Les parlementaires que vous êtes, forts d’expériences locales, avaient souhaité sécuriser encore plus la compensation des réformes de l’État aux conseils départementaux. Le Gouvernement avait déjà porté une vigilance particulière à ce sujet en affectant dans le projet de loi initial une fraction de la CASA à la compensation de la réforme de l’APA incluant également le droit au répit.
Vous avez souhaité aller encore plus loin en affectant un pourcentage de la CASA à la prévention de la perte d’autonomie. Vous avez également entendu les limites que cette sécurisation pouvait avoir, notamment en termes de souplesse de gestion pour les départements, en supprimant à l’article 38 la sous-répartition aux différents volets de la réforme de l’APA.
Grâce au travail que vous avez mené, la loi pourra, comme le Président de la République et le Premier ministre s’y sont engagés à plusieurs reprises, être votée et promulguée avant la fin de cette année.
Certaines dispositions dépendent de décrets d’application dont les principaux ont d’ores et déjà été élaborés et soumis aux instances consultatives obligatoires. Elles entreront en vigueur, si ce n’est au 1er janvier, du moins au cours des premiers mois de l’année 2016, dès la publication des textes.

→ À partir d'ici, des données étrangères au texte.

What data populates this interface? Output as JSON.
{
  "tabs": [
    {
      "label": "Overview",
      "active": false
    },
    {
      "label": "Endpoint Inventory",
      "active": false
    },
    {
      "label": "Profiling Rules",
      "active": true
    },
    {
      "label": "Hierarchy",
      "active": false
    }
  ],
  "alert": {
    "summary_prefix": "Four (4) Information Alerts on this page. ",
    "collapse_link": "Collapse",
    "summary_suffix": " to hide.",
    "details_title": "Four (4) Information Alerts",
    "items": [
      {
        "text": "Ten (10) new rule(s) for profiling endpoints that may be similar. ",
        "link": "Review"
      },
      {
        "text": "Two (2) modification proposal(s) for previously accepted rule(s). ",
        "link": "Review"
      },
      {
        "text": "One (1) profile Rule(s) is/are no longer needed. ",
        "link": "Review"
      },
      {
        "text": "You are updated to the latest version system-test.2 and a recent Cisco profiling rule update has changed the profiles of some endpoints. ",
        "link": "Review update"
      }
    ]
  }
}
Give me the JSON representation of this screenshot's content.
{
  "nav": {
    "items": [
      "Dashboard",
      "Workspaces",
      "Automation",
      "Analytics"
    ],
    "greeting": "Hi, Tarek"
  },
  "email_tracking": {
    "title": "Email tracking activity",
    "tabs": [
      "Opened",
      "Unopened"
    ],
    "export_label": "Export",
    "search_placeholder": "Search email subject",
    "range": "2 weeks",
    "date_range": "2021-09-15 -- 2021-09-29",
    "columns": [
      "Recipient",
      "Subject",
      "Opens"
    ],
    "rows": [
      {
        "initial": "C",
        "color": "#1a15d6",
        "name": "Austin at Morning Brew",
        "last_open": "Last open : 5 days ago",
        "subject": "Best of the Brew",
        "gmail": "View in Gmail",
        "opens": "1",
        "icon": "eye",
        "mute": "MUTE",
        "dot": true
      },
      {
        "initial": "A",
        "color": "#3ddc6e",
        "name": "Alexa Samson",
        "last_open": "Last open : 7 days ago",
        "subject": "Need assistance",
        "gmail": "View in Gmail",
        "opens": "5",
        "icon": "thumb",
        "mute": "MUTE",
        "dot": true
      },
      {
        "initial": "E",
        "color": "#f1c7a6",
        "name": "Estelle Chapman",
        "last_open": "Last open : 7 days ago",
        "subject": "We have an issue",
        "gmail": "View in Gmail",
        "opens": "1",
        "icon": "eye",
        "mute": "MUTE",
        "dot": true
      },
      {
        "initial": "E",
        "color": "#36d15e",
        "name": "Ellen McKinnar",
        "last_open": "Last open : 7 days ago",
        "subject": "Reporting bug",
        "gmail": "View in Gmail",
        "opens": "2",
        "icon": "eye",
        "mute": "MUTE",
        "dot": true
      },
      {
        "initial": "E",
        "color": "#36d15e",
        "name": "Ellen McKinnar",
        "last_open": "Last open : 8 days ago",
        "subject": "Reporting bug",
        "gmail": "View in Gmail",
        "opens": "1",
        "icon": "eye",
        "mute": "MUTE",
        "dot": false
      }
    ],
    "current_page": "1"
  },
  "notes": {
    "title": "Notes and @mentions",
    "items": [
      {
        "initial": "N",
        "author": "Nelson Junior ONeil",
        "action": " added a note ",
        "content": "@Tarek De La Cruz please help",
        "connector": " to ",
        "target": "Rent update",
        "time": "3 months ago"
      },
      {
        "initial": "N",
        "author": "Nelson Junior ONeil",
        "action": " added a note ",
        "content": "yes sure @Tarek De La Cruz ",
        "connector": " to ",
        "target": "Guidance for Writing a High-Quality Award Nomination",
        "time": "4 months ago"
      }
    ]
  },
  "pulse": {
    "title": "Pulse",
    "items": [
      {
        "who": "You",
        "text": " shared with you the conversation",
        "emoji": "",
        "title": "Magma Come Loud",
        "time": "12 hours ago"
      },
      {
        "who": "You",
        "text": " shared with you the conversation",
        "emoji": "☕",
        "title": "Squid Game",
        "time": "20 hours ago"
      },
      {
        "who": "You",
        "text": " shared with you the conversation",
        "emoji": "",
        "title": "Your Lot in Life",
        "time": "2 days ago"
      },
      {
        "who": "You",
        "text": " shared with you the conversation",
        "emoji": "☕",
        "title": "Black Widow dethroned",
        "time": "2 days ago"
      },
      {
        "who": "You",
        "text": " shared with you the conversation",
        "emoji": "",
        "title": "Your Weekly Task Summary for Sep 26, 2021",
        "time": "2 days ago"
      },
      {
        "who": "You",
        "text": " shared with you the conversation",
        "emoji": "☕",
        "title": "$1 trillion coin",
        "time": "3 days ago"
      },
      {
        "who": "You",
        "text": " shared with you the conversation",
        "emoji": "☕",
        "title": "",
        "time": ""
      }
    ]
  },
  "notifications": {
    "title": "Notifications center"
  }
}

L’enjeu, pour le Gouvernement comme pour les élus, sera ensuite de diffuser sur le terrain notre connaissance du texte et des dispositions qu’il contient, afin que chaque citoyen prenne connaissance des droits nouveaux auxquels il est désormais éligible – je pense ici tout particulièrement à la revalorisation de l’allocation personnalisée d’autonomie, à la création du droit au répit ou encore à l’adaptation des logements – et que chaque acteur puisse s’approprier les nouveaux dispositifs introduits, qu’il s’agisse de la conférence des financeurs, de la réforme des régimes juridiques des services d’aide et d’accompagnement à domicile ou de la tarification des EHPAD.
L’entrée en vigueur du texte est une première et grande étape. Elle nous invite d’ores et déjà à poursuivre la réflexion et à construire les chantiers futurs. Les besoins sont grands, et le Gouvernement restera pleinement mobilisé sur les enjeux liés à la perte d’autonomie.
Aujourd’hui, le projet de loi relatif à l’adaptation de la société au vieillissement est à l’aube de devenir une belle et grande loi sociale.
Grâce à cette loi, nous agissons pour que la protection sociale et la solidarité continuent de progresser. Nous donnons les moyens aux personnes âgées d’anticiper et d’accompagner la perte d’autonomie. Nous reconnaissons le rôle de ces millions de proches aidants et contribuons à leur apporter une pause nécessaire à leur bien-être. Nous construisons une société plus juste, animée par le souci de l’autre, dans le respect de son histoire, de ses droits et de ses aspirations. Nous portons un regard plus ouvert sur la vieillesse, qui constitue une période de la vie rythmée par la participation citoyenne et la création de lien social. Nous mobilisons l’ensemble de la société pour qu’elle s’adapte, intègre et échange avec ses aînés.
Pour toutes ces raisons, ce texte constitue une véritable avancée pour la vie de nos concitoyens et l’avenir de notre société. C’est pourquoi je vous invite à adopter les conclusions de la commission mixte paritaire qui vous sont soumises aujourd’hui.